# The Next Senator From New York, Bill Clinton?



## kwflatbed (Dec 29, 2004)

*WASHINGTON - If Hillary Clinton is elected president, the next senator from New York could be her husband, Bill Clinton.*
Supporters are touting that scenario in the event the seat currently held by Mrs. Clinton opens up as she moves to higher office. New York Gov. Eliot Spitzer, a Democrat, would be tasked with appointing someone to fill the open Senate seat for the remaining two years of Clinton's term.
SPEAKOUT: If Hillary Clinton is elected president, should the governor of New York appoint Bill Clinton to fill out her term as U.S. senator?
The Washington Examiner reports that the Clintons' allies think that would be an excellent plan even if unlikely.
"As a senator, he'd be a knockout," Harold Ickes, an adviser for Sen. Clinton and a White House aide to the former president, told the newspaper. "He knows issues, he loves public policy and he's a good politician."
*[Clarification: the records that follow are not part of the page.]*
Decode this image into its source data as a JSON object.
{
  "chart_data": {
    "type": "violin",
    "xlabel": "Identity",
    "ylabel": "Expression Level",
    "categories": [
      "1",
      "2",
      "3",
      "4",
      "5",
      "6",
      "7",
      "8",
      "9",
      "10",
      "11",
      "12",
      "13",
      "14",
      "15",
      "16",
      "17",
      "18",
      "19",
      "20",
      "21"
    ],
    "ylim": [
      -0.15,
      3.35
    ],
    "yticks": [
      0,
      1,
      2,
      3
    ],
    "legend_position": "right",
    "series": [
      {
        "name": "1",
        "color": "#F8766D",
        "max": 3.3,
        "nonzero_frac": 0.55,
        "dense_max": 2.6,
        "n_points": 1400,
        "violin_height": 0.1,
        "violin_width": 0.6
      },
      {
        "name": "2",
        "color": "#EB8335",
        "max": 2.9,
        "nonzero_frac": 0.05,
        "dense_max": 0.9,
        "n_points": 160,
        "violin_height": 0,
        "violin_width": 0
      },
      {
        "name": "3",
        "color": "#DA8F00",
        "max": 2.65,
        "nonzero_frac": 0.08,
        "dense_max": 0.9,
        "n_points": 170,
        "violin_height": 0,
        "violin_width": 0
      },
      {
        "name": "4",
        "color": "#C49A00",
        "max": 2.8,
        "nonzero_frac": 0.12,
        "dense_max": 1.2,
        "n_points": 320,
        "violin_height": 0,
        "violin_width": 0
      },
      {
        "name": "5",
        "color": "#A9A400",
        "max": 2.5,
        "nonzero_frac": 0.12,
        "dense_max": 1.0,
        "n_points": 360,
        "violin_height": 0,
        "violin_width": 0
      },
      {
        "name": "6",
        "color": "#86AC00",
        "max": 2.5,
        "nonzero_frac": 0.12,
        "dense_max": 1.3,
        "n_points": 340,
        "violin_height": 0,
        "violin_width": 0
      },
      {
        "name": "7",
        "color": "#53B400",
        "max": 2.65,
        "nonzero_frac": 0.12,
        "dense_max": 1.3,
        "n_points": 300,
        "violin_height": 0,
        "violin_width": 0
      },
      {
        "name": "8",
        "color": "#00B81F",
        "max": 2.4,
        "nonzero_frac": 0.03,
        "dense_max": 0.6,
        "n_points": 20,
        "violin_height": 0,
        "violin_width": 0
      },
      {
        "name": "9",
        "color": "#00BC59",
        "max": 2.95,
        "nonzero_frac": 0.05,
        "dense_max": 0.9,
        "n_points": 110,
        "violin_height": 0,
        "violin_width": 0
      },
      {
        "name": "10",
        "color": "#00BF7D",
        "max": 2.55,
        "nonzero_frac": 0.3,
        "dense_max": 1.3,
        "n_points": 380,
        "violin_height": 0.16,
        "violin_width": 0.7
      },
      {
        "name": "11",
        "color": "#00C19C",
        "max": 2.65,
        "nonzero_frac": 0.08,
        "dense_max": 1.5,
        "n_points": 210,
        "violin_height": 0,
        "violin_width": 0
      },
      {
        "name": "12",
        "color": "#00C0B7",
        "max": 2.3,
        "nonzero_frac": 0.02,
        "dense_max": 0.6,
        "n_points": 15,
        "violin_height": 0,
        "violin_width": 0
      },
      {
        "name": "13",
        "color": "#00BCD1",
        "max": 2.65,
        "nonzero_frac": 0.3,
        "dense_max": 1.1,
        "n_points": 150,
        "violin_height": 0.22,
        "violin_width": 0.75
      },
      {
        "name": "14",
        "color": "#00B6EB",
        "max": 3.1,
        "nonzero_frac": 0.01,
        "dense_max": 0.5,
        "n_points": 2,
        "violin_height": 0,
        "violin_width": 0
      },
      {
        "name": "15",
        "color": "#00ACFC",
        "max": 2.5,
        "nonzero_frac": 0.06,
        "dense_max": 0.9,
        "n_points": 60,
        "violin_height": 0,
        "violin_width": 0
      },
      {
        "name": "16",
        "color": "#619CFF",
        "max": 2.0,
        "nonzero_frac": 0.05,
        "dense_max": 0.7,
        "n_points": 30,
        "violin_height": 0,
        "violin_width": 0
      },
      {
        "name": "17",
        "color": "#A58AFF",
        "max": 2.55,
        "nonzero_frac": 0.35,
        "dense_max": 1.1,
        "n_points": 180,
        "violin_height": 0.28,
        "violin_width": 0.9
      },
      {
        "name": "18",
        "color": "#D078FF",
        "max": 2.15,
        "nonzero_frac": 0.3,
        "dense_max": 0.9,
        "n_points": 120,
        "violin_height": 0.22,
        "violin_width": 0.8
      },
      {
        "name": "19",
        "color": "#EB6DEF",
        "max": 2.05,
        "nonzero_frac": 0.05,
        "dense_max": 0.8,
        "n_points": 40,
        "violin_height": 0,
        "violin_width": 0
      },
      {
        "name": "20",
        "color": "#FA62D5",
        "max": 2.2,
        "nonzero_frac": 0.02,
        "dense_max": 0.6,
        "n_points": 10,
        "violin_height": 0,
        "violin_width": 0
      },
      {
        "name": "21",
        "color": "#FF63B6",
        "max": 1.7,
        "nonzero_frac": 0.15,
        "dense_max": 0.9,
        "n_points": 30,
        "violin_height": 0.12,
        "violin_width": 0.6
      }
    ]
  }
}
Full Story: http://www.foxnews.com/story/0,2933,252741,00.html


----------



## SOT (Jul 30, 2004)

You know the guy would get tons of trim...


----------



## Guest (Feb 19, 2007)

USMCMP5811 said:


> :L: :L: And steady access to the Oval office.


You mean the ORAL office right ??????

Or....... the Oval ORRIFICE.........................


----------



## Goose (Dec 1, 2004)

If that happens, I still think being The First Man is a better title.


----------



## justanotherparatrooper (Aug 27, 2006)

CHrist, cant get rid of that fat fuck from Ma...we'd NEVER get rid of his ass!


----------